1952 multilateral treaty

The 1952 Arrest Convention (full title: International Convention for the unification of certain rules relating to Arrest of Sea-going Ships) is a 1952 multilateral treaty whereby states agree to rules on the arrest of ships.

By the convention, states agree to the following rule: a state agrees to allow a foreign jurisdiction to arrest a ship of its nationality that is present in the foreign jurisdiction's port. The arrest can be made only after a warrant of arrest is issued in the domestic jurisdiction of the port state.

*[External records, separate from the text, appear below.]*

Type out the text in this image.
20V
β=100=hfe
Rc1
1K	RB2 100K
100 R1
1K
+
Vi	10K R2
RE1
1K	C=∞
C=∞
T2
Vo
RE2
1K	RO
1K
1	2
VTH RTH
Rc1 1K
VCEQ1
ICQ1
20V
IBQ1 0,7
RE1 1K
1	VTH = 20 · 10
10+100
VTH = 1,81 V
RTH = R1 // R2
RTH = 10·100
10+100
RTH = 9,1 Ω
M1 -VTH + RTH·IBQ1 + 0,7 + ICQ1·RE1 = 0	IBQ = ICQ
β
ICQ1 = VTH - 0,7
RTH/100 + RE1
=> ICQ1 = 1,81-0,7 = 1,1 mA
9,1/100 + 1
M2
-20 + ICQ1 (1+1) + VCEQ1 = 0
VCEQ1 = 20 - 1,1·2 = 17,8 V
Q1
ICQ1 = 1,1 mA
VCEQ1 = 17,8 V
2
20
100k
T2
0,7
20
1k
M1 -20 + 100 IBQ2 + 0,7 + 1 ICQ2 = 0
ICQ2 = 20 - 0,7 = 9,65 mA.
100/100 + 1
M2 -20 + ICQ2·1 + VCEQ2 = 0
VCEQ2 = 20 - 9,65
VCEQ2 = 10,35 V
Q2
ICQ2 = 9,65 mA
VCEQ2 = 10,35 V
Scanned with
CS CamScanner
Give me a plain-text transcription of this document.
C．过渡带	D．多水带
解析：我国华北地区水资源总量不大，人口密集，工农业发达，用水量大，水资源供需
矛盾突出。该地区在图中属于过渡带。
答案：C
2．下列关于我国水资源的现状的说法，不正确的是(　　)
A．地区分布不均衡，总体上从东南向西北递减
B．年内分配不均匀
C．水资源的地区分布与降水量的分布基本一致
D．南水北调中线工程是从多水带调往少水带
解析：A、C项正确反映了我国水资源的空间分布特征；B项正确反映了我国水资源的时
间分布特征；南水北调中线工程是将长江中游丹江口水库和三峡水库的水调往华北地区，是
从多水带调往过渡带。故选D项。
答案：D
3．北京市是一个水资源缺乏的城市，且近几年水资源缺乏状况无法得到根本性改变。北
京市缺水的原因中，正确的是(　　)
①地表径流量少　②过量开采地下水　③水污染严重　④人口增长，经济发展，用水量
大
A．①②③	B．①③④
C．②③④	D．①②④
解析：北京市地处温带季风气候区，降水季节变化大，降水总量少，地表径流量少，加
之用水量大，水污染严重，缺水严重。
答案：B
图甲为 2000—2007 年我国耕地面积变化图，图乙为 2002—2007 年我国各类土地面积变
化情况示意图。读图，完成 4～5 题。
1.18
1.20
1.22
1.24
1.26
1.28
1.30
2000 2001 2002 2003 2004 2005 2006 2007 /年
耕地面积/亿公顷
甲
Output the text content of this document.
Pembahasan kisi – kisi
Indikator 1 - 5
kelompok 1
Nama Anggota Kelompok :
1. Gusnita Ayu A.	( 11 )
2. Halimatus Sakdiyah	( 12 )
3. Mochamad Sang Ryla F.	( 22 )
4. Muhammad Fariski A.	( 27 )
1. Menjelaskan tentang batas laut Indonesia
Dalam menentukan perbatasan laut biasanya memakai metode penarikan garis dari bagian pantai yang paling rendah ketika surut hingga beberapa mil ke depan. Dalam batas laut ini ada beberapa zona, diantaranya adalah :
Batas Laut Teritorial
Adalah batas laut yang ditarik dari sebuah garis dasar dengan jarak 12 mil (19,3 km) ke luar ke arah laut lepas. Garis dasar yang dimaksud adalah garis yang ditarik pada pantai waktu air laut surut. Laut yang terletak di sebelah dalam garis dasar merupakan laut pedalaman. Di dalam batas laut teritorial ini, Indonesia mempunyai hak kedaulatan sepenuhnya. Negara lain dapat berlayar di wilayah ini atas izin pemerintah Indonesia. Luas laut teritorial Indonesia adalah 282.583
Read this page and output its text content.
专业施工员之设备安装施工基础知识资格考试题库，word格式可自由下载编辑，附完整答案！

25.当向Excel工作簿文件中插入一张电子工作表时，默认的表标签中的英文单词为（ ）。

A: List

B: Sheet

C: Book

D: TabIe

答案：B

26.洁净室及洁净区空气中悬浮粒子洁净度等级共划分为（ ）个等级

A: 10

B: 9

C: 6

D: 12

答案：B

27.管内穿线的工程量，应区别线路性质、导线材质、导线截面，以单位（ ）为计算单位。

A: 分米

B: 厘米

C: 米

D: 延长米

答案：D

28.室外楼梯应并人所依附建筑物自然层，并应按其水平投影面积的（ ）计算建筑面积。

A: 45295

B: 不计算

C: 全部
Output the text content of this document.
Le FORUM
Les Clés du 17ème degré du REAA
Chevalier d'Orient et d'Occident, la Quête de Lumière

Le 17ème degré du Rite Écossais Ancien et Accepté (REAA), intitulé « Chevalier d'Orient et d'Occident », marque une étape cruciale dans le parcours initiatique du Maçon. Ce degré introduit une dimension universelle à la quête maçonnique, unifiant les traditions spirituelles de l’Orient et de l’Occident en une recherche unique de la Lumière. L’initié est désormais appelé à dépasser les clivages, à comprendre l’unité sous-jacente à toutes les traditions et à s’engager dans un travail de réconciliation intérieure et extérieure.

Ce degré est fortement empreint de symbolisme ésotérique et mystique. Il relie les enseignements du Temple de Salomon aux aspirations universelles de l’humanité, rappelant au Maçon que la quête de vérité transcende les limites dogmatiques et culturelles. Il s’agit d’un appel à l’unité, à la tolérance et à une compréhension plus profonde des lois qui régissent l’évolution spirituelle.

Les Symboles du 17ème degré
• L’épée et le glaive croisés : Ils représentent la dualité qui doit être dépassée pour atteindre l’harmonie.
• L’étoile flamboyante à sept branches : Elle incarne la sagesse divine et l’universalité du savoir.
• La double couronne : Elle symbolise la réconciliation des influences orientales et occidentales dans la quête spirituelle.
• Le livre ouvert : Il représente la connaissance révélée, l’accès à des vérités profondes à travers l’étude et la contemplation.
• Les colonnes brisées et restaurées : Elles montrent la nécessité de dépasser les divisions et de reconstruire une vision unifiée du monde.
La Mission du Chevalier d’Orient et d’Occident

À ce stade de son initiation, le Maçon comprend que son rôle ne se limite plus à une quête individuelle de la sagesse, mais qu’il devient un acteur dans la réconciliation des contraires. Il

The rules of the Convention apply only if both the state of nationality and the state performing the arrest are state parties to the convention.

The convention was concluded and signed on 10 May 1952 in Brussels, Belgium; it entered into force on 24 February 1956. It has been signed by 19 states and is in force in 71 jurisdictions. Spain, an original signatory of the convention, denounced it in 2011. The depositary of the convention is the government of Belgium.

(The French title is Convention internationale pour l'unification de certaines règles sur la saisie conservatoire des navires de mer.)

==Arrest Convention 1999==

In 1999, the International Convention on Arrest of Ships was concluded. The intent of the International Maritime Organization is that the 1999 Convention will come to replace the 1952 Convention, but as of 2014 the 1999 Convention has only 11 state parties. It entered into force on 14 September 2011.